In 1951 in his book on the essential nature of the imagination, Wallace Stevens nailed his colours to the mast in response to precisely this question of our core identity:
’The imagination gives to everything that it touches a peculiarity, and it seems to me that the peculiarity of the imagination is nobility, of which there are many degrees. This inherent nobility is the natural source of another, which our extremely headstrong generation regards as false and decadent. I mean that nobility which is our spiritual height and depth; and while I know how difficult it is to express it, nevertheless I am bound to give a sense of it. Nothing could be more evasive and inaccessible. Nothing distorts itself and seeks disguise more quickly. There is a shame of disclosing it and in its definite presentations a horror of it. But there it is.’
The Necessary Angel: Essays on Reality and the Imagination).

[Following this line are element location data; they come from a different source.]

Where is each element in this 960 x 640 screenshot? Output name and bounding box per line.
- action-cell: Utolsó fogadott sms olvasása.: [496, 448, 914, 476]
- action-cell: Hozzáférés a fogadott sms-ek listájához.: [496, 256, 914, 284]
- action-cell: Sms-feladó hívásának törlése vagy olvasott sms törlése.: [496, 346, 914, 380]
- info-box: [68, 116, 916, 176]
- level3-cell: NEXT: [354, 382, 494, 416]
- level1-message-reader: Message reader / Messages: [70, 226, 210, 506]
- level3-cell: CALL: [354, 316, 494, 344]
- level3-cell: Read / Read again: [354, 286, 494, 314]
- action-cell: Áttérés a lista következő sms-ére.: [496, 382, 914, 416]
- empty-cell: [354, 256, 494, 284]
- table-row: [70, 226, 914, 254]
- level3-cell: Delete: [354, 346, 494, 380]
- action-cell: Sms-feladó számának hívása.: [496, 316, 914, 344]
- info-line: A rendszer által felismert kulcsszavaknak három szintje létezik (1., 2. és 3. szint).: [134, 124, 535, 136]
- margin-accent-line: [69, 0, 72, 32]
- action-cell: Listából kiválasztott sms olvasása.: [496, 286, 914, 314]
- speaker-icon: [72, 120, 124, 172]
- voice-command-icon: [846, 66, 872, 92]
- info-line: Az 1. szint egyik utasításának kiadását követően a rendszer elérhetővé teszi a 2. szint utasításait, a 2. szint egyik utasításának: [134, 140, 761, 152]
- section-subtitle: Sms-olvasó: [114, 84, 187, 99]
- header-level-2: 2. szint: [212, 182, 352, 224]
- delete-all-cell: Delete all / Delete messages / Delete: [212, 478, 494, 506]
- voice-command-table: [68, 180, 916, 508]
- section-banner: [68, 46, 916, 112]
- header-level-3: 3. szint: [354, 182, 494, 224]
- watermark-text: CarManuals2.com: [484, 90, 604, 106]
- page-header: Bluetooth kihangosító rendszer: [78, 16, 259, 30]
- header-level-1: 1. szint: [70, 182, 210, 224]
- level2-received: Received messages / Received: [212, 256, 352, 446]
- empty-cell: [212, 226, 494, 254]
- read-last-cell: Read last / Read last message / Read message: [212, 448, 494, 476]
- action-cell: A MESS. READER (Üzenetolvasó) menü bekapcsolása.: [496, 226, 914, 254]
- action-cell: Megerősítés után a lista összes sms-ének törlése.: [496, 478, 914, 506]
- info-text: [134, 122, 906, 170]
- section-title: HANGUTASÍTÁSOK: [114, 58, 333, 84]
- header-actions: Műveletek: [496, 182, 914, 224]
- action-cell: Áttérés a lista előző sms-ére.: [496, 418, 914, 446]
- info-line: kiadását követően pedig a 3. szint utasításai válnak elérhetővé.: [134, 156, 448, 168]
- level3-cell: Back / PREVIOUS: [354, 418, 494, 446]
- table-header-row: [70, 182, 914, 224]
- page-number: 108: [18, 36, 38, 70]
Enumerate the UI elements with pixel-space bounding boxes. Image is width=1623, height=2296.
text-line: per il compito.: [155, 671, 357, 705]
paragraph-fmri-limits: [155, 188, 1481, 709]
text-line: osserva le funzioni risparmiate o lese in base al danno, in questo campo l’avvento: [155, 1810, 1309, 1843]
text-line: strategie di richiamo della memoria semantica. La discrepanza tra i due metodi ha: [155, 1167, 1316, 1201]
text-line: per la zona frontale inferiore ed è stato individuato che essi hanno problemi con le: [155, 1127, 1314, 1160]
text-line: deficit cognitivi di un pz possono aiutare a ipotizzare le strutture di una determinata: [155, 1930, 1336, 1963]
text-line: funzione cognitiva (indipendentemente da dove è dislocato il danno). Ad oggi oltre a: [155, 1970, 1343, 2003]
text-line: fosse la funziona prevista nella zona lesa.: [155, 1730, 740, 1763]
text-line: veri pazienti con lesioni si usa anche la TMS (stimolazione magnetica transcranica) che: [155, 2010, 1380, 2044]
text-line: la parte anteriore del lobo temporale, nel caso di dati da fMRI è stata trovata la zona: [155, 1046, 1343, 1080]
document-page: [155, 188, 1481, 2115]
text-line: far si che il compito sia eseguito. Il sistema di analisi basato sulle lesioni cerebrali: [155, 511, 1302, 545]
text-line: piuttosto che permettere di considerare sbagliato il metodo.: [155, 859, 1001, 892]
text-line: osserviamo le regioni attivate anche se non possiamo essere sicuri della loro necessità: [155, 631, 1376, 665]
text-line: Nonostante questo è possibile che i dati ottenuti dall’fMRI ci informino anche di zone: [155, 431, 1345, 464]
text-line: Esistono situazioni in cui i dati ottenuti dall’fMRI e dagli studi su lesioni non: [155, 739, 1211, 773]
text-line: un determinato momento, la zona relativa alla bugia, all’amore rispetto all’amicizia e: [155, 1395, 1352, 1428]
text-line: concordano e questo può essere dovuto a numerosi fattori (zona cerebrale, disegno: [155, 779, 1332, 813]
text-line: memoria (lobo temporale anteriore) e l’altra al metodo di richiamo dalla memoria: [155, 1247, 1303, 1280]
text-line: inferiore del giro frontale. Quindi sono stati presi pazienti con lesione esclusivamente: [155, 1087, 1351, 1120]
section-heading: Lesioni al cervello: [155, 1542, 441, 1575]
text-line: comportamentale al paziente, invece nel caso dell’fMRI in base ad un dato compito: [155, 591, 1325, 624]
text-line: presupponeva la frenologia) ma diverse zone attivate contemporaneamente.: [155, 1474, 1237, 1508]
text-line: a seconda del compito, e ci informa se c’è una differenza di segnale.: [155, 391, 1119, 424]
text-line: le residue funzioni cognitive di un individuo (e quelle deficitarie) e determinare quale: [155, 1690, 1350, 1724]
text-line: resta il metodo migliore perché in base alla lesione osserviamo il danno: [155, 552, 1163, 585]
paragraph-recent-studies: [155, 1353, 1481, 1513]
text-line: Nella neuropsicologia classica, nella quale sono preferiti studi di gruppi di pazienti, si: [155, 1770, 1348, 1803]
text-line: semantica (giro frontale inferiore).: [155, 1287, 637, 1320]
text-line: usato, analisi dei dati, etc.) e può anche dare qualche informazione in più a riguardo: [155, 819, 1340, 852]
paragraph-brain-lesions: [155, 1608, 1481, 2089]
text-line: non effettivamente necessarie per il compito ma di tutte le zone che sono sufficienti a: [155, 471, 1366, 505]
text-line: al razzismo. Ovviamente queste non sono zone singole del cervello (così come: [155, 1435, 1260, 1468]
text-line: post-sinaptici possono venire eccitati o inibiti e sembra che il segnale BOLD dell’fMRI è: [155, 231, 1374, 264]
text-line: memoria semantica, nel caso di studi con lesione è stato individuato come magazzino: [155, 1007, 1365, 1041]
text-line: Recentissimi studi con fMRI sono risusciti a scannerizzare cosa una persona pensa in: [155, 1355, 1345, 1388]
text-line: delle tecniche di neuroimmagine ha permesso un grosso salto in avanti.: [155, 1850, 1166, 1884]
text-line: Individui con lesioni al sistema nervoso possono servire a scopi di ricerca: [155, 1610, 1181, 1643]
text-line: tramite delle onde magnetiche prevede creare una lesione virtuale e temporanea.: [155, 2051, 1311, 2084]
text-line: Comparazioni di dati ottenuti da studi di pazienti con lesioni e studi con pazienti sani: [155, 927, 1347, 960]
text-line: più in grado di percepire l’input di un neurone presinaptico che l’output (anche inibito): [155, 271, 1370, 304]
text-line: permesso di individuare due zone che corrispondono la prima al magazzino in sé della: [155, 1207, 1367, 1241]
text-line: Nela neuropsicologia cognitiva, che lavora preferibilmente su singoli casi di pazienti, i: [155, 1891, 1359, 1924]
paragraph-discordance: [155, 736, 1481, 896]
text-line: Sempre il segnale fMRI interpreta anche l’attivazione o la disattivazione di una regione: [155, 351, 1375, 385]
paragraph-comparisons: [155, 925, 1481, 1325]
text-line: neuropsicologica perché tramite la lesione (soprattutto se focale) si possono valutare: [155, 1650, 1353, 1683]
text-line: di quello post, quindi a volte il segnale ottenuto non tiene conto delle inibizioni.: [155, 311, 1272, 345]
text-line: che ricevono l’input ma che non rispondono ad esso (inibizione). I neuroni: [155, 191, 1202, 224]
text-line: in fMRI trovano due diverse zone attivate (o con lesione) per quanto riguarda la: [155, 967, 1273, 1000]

This is remarkably close to Read’s citing of Surrealism as ‘wonder’ a year later:
‘The renascence of wonder …cthe general aim of surrealism as I conceive it. Just as curiosity is the faculty that drive man to seek out the hidden structure of the external universe, thereby enabling him to build a body of knowledge which we call science, so wonder is the faculty which dares man to create what has not before existed, which dares man to use his powers in new ways and for new effects. We have lost this sense of the word “wonderful”.’
Herbert Read, The Philosophy of Modern Art, p.141., 1952.
Surely ‘wonder’ and the ‘nobility which is our height and depth’ is the final sustainable purpose of education? Arguably, incrementally, we have been removing this essence for decades. Meanwhile, in a typically surreal dialectic fashion, the times have increasingly been revealing at first sub rosa and now quite blatantly, that what we really need is a ‘renascence of wonder’, replacing our exhausted acceptance of ongoing distortions with a new vitality, seeking the instinctual passions of those we enable be they students, employers, our local and global places and communities. We need with urgency to adhere with our full ‘super-realised’ imaginations to ‘what is real’.